Nate gasped. “You hurt me.”
“Well, thanks for getting me out of my 'Cleaning Up After Your Shit' duty, today.” Sam kicked his locker closed and shrugged his book bag onto his shoulder. The metal door wobbled, caught on a rubber ball wedged in an awkward space. Sam managed to close it properly and swing himself back to Nate. “I hope you're ready to be verbally scalped at debate.”
“Only if you're ready to find out that I'm forward center in our game against Mercer Prep.”
Sam couldn't help himself. His neck tensed in a painful, awful way that left him sore for hours afterwards, and his hands clenched his binders so tightly that the blood ran from his fingers. He knew he shouldn't. He knew he should be avoiding Nate Quinn, but Nate kept coming back, like a hungry animal searching for something more.
“And what would your older brother think of that?”
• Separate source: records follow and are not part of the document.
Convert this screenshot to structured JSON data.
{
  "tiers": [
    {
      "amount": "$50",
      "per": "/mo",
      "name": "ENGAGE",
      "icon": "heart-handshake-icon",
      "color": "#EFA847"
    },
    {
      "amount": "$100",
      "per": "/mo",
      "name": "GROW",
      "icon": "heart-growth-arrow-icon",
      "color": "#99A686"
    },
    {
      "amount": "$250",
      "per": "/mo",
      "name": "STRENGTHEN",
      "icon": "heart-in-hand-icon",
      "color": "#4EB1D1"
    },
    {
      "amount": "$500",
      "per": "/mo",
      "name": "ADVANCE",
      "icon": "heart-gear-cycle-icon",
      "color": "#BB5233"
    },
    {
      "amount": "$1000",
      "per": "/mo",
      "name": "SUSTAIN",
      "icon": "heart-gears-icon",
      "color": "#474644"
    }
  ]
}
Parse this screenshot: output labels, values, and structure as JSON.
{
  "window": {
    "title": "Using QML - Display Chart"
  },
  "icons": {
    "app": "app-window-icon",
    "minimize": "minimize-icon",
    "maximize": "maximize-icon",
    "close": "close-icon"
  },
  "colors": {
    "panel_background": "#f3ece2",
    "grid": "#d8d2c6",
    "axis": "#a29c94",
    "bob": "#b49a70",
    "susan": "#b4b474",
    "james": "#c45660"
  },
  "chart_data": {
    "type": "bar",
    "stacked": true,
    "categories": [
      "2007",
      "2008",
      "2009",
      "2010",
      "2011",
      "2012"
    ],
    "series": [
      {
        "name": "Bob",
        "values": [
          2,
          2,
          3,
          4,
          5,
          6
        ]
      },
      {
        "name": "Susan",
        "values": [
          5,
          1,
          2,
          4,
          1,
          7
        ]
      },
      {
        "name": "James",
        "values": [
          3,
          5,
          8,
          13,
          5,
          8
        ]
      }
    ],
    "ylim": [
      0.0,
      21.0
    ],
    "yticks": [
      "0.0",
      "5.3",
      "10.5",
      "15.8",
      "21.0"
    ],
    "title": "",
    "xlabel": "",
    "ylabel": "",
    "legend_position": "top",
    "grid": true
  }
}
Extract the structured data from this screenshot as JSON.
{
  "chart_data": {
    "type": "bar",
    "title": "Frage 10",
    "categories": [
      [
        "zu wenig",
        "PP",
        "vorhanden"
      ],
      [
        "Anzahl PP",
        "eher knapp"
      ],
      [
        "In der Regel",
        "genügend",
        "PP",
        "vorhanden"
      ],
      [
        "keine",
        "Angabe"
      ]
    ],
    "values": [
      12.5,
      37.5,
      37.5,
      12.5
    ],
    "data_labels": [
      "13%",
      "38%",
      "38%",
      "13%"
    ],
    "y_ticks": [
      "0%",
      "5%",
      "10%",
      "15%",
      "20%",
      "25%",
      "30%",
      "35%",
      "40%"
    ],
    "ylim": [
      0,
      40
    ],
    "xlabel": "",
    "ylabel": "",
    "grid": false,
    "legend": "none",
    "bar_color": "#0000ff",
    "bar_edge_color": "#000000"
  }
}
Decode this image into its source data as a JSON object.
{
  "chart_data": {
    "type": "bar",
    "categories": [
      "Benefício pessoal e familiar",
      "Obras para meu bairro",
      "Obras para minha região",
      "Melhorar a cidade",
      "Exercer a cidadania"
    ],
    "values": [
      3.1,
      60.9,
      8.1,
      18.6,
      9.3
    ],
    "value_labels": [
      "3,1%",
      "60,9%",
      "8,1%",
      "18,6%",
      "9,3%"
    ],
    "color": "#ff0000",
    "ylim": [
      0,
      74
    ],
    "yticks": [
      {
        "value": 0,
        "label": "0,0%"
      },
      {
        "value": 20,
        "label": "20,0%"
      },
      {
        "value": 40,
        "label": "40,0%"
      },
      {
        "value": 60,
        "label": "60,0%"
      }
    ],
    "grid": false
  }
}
Nate's lips turned crooked, and Sam knew he'd pressed a button too hard for Nate's liking, though whatever adoration Nate had towards his older brother was almost entirely lost on Sam.
Regardless, Sam stepped forward. “You're lucky my sister wasn't here.”
Nate rolled his eyes, nonchalance seeping into his posture like the motion was meant to win Sam over. “It was your locker,” he pointed out, “and even if these balls got to her locker, which is, what, on the other side of school –”
His knuckles wrinkled Nate's collar. “You're damned lucky she wasn't here to get hurt.” His jaw set. He wanted to make sure Nate knew – if it was even possible – that Sam was always serious about that.
The thought terrified him. It terrified him the moment she started walking the hallowed halls of Brookfell Academy.
Yet Nate shrugged out from Sam's grasp, shrugged off his warning, and waved his hand as he turned away. He clicked his tongue. “Yeah, well. Glad you slept well, darling. See you in science.”
Across from him, a banner advertising Brookfell’s sports teams hung on the wall, with Nate and Sam locked in a frozen battle for the soccer ball during one of their games. The slogan urged students to join, to play with “the Best & Brightest”.
Though that was, probably, the worst that the school called them. “Brookfell’s Finest” was one that still haunted Sam in his sleep.
The first-period bell rang, and Sam, waving a silent goodbye to Marissa, started his precalculus exam with a vengeance. If he could not socially float, he would take Nate down academically.